Significance

The significance of research in the HMS LINCS Center derives not only from the ambitions of the overall NIH LINCS program but also from several specific aspects of our approach to choosing perturbations and inferring signatures.
 

Focus on therapeutic drugs and their targets

Cellular networks can be conceptually classified into four layers: (i) transmembrane receptors; (ii) cytoplasmic signal-processing networks; (iii) interacting transcriptional networks; and (iv) downstream response networks that control integrated cell physiology in response to signaling and transcription. Because of the power of transcript and gene-regulation profiling, most systematic studies have focused on transcriptional networks. Our principle focus will be on signal-processing networks that comprise the “immediate-early” response to signals (largely upstream of transcription) as well as integrated physiology responses. Most un- or under-exploited protein targets that are “druggable” in humans using current technology are in layers (i) and (ii). These include receptor tyrosine kinases, other kinases, and GPCRs. Thus, our data will be of immediate translational significance, and some of our measurements may be useful as clinical biomarkers.
 

Measurements of known physiological importance

The integrated physiological states we measure include cell cycle progression, cellular senescence, apoptosis, induction/suppression of motile-invasive behavior, and changes in differentiated state such as epithelial-mesenchymal transitions. These phenotypes are directly related to pathogenic and therapeutic processes. Our physiology-centric measurements complement gene-centric measurements currently underway in many research centers.
 

Use and dissemination of generalizeable technology

The systematic assays of cell and network state we use can be directly applied to any cell type or disease model in cell culture simply by changing the cells, perturbagens, antibodies, and fluorescent probes. Foreseeable extensions will allow their application to mouse disease models by biopsy and live intravital imaging and to human biopsies.
 

Creation of a unique online resource that disseminates biochemical data on a versatile class of perturbagens (kinase inhibitors)

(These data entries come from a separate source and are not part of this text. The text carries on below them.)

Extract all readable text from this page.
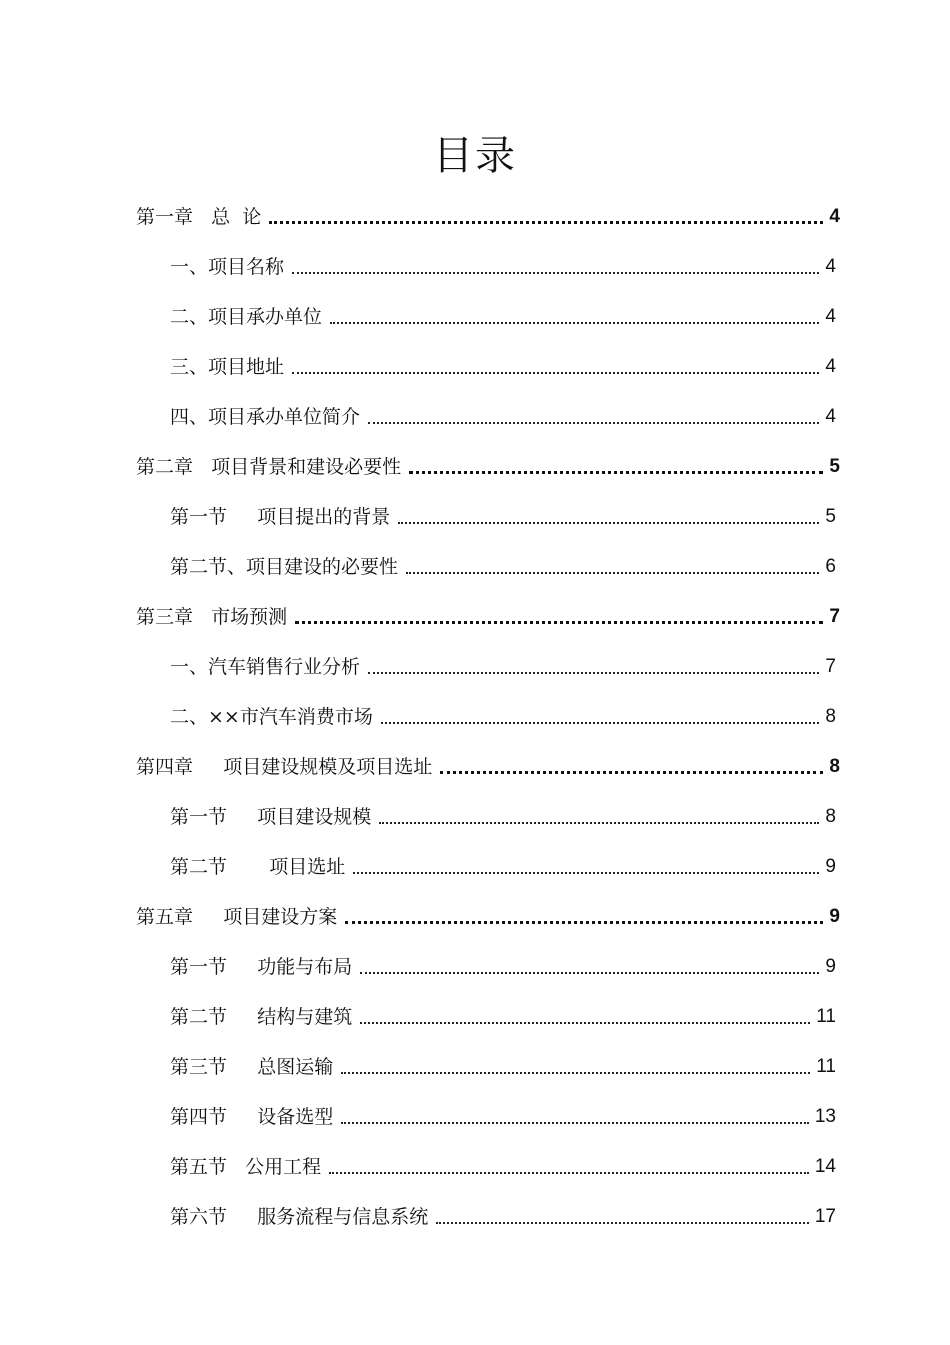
目录
第一章   总  论	4
一、项目名称	4
二、项目承办单位	4
三、项目地址	4
四、项目承办单位简介	4
第二章   项目背景和建设必要性	5
第一节     项目提出的背景	5
第二节、项目建设的必要性	6
第三章   市场预测	7
一、汽车销售行业分析	7
二、××市汽车消费市场	8
第四章     项目建设规模及项目选址	8
第一节     项目建设规模	8
第二节       项目选址	9
第五章     项目建设方案	9
第一节     功能与布局	9
第二节     结构与建筑	11
第三节     总图运输	11
第四节     设备选型	13
第五节   公用工程	14
第六节     服务流程与信息系统	17
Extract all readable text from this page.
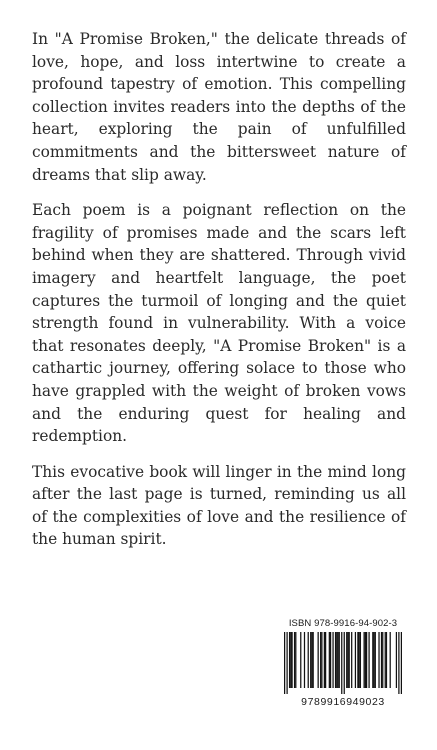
In "A Promise Broken," the delicate threads of love, hope, and loss intertwine to create a profound tapestry of emotion. This compelling collection invites readers into the depths of the heart, exploring the pain of unfulfilled commitments and the bittersweet nature of dreams that slip away.

Each poem is a poignant reflection on the fragility of promises made and the scars left behind when they are shattered. Through vivid imagery and heartfelt language, the poet captures the turmoil of longing and the quiet strength found in vulnerability. With a voice that resonates deeply, "A Promise Broken" is a cathartic journey, offering solace to those who have grappled with the weight of broken vows and the enduring quest for healing and redemption.

This evocative book will linger in the mind long after the last page is turned, reminding us all of the complexities of love and the resilience of the human spirit.

ISBN 978-9916-94-902-3
9789916949023
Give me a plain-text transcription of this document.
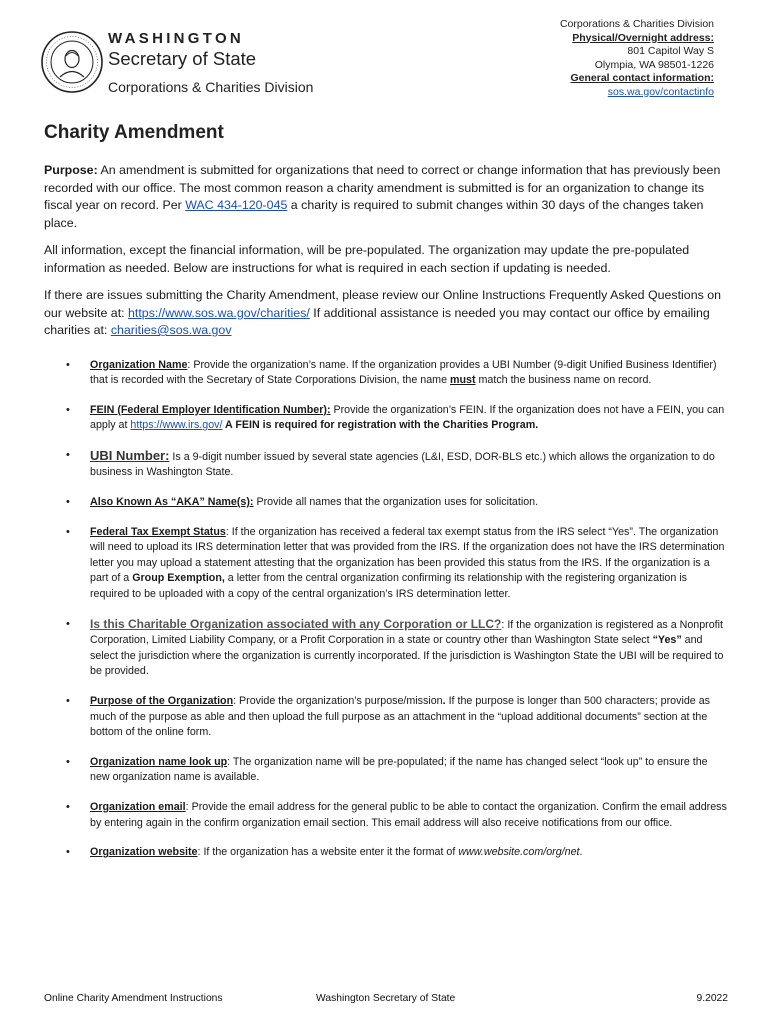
Corporations & Charities Division
Physical/Overnight address:
801 Capitol Way S
Olympia, WA 98501-1226
General contact information:
sos.wa.gov/contactinfo
WASHINGTON
Secretary of State
Corporations & Charities Division
Charity Amendment

Purpose: An amendment is submitted for organizations that need to correct or change information that has previously been recorded with our office. The most common reason a charity amendment is submitted is for an organization to change its fiscal year on record. Per WAC 434-120-045 a charity is required to submit changes within 30 days of the changes taken place.

All information, except the financial information, will be pre-populated. The organization may update the pre-populated information as needed. Below are instructions for what is required in each section if updating is needed.

If there are issues submitting the Charity Amendment, please review our Online Instructions Frequently Asked Questions on our website at: https://www.sos.wa.gov/charities/ If additional assistance is needed you may contact our office by emailing charities at: charities@sos.wa.gov

• Organization Name: Provide the organization’s name. If the organization provides a UBI Number (9-digit Unified Business Identifier) that is recorded with the Secretary of State Corporations Division, the name must match the business name on record.
• FEIN (Federal Employer Identification Number): Provide the organization’s FEIN. If the organization does not have a FEIN, you can apply at https://www.irs.gov/ A FEIN is required for registration with the Charities Program.
• UBI Number: Is a 9-digit number issued by several state agencies (L&I, ESD, DOR-BLS etc.) which allows the organization to do business in Washington State.
• Also Known As “AKA” Name(s): Provide all names that the organization uses for solicitation.
• Federal Tax Exempt Status: If the organization has received a federal tax exempt status from the IRS select “Yes”. The organization will need to upload its IRS determination letter that was provided from the IRS. If the organization does not have the IRS determination letter you may upload a statement attesting that the organization has been provided this status from the IRS. If the organization is a part of a Group Exemption, a letter from the central organization confirming its relationship with the registering organization is required to be uploaded with a copy of the central organization’s IRS determination letter.
• Is this Charitable Organization associated with any Corporation or LLC?: If the organization is registered as a Nonprofit Corporation, Limited Liability Company, or a Profit Corporation in a state or country other than Washington State select “Yes” and select the jurisdiction where the organization is currently incorporated. If the jurisdiction is Washington State the UBI will be required to be provided.
• Purpose of the Organization: Provide the organization’s purpose/mission. If the purpose is longer than 500 characters; provide as much of the purpose as able and then upload the full purpose as an attachment in the “upload additional documents” section at the bottom of the online form.
• Organization name look up: The organization name will be pre-populated; if the name has changed select “look up” to ensure the new organization name is available.
• Organization email: Provide the email address for the general public to be able to contact the organization. Confirm the email address by entering again in the confirm organization email section. This email address will also receive notifications from our office.
• Organization website: If the organization has a website enter it the format of www.website.com/org/net.
Online Charity Amendment Instructions	Washington Secretary of State	9.2022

Small molecules are the most versatile perturbagens: they can be applied to any cell type in culture or in model organisms, they allow exquisite control of the timing and strength of perturbation, QC and reagent sharing are easy, and they have high translational potential. Kinase inhibitors are particularly powerful: most signal-processing networks contain kinases, and a large fraction of all new investigational small-molecule drugs are kinase inhibitors. Systematic data on this perturbagen class, which we disseminate via a dedicated website (the HMS LINCS Database), will benefit a broad research community. The gene family-based small molecule perturbagen approach is extendable to other druggable families, such as GPCRs, nuclear receptors, proteases, HDACs, PARPs, etc. Recently, we have added compounds that target chromatin interactions to our HMS LINCS perturbagen collection.
 

Tissue- and disease-relevant cell line platform

Learning how disease states perturb network topology and dynamics should be an influential output of the LINCS program. At HMS we primarily investigate broadly how cancer genotypes perturb network responses as well as baseline phenotypes. Although cancer-focused in its current form, this platform provides a model for how to represent human disease state and genetic variation in culture. Building on this platform, we also use human primary cultures, including patient-derived synovial fibroblasts and iPS-derived cardiomyocytes, to model both normal and diseased tissue responses.